Appraisal is a creature of statute, including in the Cayman Islands. Cayman appraisal has become a notable topic recently, with major decisions coming down from the Cayman courts and an uptick in investors using the appraisal remedy. Similarly, authors writing about Delaware have noted that quasi-appraisal is getting traction. Do the two have a meeting point?
The Cayman Financial Review provides an answer. Yes, the quasi-appraisal remedy exists in the Caymans; yes, much like in Delaware, it would require more than just an undervaluation of the company to access it–a violation of disclosure requirements, for example. As the authors note, a failure to provide sufficient disclosures frustrates shareholders’ ability to seek appraisal in the first place–leaving them with a post-merger quasi-appraisal remedy.
But the Cayman story does not end there; because of the somewhat unique way most Cayman companies involved in appraisal proceedings are structured, a Cayman quasi-appraisal case seems unlikely. This is because the kinds of Cayman companies at issue are usually held by shareholders who in turn hold ADS–American Depository Shares (or Securities). In other words, they are not actually shareholders of the Cayman company but instead hold an IOU security in the U.S. that can be converted to a Cayman registered security.
As the authors explain in more detail:
One potential impediment to obtaining either form of relief from a breach of the relevant duties however arises from the fact that the minority shareholders in these companies hold their interests in the form of ADSs. All such holdings must be converted into registered shares in the company before any entitlement to assert shareholder rights will be recognized by the Cayman courts, i.e. pending conversion, as a matter of Cayman Islands law, such persons are not actually considered shareholders of the company at all. This is likely to preclude most of the minority shareholders of the companies which have recently been taken private from pursuing any claim for quasi-appraisal relief, since it is unlikely that they will have converted their ADSs to registered shares without having intended to exercise dissent rights and pursue payment of fair value.
Compounding this is an enforcement issue. Unlike appraisal, where at least one still has the stock at issue, quasi-appraisal is a purely post-merger remedy. Again, the authors set out the problem. “If the quasi-appraisal action were to succeed, the shareholder might still encounter enforcement difficulties depending on the whereabouts of the individual defendants and the location of their assets, whereas judgment in an appraisal action would fall to be enforced against the Cayman company itself, assuming that the surviving entity is not foreign, if necessary, with further assistance from the Cayman courts.”

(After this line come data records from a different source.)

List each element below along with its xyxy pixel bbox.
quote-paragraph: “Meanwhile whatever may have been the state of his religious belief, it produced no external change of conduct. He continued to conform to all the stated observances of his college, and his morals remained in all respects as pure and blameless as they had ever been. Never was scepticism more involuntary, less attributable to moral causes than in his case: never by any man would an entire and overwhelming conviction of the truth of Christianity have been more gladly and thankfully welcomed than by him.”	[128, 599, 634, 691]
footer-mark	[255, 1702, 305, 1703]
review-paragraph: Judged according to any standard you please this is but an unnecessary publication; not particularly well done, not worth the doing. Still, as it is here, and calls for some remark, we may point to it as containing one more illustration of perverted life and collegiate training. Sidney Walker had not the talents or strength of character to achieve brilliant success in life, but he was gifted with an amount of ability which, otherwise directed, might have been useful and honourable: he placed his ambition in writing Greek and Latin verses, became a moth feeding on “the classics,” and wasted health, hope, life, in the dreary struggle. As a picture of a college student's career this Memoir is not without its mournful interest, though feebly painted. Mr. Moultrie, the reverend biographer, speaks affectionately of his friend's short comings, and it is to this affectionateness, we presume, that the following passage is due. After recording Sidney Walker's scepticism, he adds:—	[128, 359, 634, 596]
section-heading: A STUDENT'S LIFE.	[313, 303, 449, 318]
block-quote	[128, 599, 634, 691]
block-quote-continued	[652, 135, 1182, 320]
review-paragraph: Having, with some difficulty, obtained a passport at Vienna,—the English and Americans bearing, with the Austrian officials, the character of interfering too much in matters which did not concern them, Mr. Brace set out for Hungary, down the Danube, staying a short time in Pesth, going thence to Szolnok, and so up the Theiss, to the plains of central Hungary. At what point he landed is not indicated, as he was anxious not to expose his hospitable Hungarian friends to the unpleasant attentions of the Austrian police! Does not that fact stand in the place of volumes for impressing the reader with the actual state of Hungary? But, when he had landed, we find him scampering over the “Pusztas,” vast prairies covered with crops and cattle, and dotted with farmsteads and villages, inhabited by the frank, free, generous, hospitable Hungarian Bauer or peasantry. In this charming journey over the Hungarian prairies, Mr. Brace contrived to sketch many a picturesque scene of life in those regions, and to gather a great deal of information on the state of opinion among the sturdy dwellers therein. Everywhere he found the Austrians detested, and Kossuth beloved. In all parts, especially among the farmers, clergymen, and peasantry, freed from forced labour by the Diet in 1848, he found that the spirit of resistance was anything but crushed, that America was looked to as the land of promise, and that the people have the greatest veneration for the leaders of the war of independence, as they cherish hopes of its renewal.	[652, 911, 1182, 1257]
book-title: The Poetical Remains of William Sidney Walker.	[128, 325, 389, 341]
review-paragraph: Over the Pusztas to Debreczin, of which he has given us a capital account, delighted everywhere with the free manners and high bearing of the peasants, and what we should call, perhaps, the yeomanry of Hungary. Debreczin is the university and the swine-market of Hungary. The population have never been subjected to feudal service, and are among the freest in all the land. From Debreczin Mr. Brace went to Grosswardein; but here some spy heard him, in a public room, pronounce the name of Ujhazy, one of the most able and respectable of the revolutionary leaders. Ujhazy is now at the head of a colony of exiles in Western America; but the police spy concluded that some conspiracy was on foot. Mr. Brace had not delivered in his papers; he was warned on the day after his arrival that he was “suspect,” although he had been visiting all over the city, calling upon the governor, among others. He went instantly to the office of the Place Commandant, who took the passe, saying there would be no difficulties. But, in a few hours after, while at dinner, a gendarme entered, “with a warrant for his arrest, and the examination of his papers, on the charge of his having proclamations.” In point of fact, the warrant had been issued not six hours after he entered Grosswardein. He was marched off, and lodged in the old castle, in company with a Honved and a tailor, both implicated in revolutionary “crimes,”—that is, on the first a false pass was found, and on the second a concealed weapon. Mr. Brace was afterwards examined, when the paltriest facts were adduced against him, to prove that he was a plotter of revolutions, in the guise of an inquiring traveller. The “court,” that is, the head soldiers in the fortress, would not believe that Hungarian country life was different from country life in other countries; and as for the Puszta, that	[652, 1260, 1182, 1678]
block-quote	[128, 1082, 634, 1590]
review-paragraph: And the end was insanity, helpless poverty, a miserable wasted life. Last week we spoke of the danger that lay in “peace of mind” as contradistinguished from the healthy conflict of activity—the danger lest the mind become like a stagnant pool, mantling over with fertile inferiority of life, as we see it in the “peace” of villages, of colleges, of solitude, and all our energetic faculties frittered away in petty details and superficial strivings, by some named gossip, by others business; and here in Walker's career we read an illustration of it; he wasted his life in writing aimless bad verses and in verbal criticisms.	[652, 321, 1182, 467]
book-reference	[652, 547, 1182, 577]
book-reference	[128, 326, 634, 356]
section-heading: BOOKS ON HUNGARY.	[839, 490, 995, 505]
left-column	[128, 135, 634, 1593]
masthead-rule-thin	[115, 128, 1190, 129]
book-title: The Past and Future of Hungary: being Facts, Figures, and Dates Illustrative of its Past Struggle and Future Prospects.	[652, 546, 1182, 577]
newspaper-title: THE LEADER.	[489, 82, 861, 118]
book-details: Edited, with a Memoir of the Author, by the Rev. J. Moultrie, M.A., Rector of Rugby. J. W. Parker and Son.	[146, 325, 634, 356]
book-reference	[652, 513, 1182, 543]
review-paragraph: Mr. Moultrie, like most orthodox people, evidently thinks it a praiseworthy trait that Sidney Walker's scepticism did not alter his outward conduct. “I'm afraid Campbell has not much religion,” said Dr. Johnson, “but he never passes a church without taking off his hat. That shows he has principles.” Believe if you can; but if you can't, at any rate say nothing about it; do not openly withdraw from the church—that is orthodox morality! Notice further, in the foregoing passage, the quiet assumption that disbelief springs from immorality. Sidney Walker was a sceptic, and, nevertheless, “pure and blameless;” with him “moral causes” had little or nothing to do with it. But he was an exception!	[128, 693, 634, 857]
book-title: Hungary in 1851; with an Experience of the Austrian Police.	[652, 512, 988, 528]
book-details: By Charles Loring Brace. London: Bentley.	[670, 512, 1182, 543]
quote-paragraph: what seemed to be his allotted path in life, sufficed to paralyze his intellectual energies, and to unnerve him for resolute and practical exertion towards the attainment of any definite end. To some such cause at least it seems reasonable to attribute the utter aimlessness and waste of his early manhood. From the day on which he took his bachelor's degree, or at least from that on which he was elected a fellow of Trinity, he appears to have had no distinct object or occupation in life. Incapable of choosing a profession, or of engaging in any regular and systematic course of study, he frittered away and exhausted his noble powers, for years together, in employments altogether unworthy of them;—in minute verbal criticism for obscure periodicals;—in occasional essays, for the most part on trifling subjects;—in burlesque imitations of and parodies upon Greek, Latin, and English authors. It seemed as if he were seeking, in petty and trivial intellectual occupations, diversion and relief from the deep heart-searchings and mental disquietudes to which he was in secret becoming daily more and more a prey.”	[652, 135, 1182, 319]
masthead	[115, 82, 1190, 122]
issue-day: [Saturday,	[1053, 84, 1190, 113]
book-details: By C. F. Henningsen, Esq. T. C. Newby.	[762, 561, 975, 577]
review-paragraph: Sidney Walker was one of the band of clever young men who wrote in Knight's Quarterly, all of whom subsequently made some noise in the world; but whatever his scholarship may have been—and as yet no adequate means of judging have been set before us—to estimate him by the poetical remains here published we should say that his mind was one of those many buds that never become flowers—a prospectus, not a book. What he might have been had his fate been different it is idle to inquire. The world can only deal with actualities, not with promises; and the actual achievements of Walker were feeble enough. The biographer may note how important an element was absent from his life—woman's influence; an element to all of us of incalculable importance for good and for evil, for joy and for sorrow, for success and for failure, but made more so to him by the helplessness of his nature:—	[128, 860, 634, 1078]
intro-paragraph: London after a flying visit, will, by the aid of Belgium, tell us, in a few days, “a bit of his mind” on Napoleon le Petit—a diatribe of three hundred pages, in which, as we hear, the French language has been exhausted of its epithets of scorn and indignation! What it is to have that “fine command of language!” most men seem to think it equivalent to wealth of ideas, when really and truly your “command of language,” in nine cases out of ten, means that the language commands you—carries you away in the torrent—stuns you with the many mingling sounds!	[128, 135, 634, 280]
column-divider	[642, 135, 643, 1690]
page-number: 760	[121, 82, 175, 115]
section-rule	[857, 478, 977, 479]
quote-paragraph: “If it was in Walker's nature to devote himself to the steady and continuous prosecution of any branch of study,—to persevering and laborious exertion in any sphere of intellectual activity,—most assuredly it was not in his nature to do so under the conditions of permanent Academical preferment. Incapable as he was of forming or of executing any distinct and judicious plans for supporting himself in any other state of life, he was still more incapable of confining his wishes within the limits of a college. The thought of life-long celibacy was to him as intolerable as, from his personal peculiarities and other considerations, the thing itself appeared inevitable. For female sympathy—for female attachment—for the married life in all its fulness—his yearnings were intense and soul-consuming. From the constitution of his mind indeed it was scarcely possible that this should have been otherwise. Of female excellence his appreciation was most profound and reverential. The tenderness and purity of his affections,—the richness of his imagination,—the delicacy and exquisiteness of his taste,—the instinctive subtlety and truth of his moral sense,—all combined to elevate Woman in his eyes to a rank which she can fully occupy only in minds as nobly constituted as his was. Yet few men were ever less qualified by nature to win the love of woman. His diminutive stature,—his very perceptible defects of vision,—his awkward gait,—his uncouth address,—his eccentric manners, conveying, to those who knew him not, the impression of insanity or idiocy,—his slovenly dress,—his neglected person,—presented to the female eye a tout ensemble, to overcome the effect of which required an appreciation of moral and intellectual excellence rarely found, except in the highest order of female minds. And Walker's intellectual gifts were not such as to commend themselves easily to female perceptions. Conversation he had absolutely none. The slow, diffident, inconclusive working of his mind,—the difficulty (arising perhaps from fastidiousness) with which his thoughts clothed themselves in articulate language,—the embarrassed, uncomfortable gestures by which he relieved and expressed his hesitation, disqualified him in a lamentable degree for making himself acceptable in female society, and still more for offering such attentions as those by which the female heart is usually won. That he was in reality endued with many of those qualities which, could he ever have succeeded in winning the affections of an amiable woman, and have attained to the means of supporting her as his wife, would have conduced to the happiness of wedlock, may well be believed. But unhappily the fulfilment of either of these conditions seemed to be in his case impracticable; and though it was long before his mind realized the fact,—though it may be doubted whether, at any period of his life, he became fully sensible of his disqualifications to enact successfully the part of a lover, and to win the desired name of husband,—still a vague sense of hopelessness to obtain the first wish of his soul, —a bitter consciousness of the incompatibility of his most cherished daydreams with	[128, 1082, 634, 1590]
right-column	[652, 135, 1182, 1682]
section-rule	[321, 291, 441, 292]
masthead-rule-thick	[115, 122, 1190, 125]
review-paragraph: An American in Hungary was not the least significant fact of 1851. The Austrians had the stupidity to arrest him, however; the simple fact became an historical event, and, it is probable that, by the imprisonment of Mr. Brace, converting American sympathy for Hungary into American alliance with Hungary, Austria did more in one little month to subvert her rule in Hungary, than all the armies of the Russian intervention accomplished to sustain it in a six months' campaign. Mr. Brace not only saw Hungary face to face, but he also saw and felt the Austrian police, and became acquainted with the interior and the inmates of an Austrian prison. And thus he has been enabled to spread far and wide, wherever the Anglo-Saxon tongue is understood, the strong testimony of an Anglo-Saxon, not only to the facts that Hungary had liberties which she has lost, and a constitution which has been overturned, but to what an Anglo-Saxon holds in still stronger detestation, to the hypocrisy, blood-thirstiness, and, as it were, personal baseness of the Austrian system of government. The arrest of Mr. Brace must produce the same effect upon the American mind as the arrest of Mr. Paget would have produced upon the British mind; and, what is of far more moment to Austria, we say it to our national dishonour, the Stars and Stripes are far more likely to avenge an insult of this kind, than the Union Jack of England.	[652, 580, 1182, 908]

So, will we see quasi-appraisal cases in Cayman? These authors suggest there’s still a chance, but the hurdles are high, and the better course of action remains statutory appraisal.
Subject to the need to convert their ADSs to registered shares, where minority shareholders have been misinformed or misled into accepting a merger price which is well beneath fair value and giving up their rights to dissent, they may accordingly be able to obtain compensation from those responsible for their loss in a quasi-appraisal action. However, the considerably better course for a minority shareholder who is in any doubt as to the fairness of the merger price remains, again, subject to converting its ADSs to registered shares, to exercise its right to dissent from the merger and to demand to be paid fair value for its shares.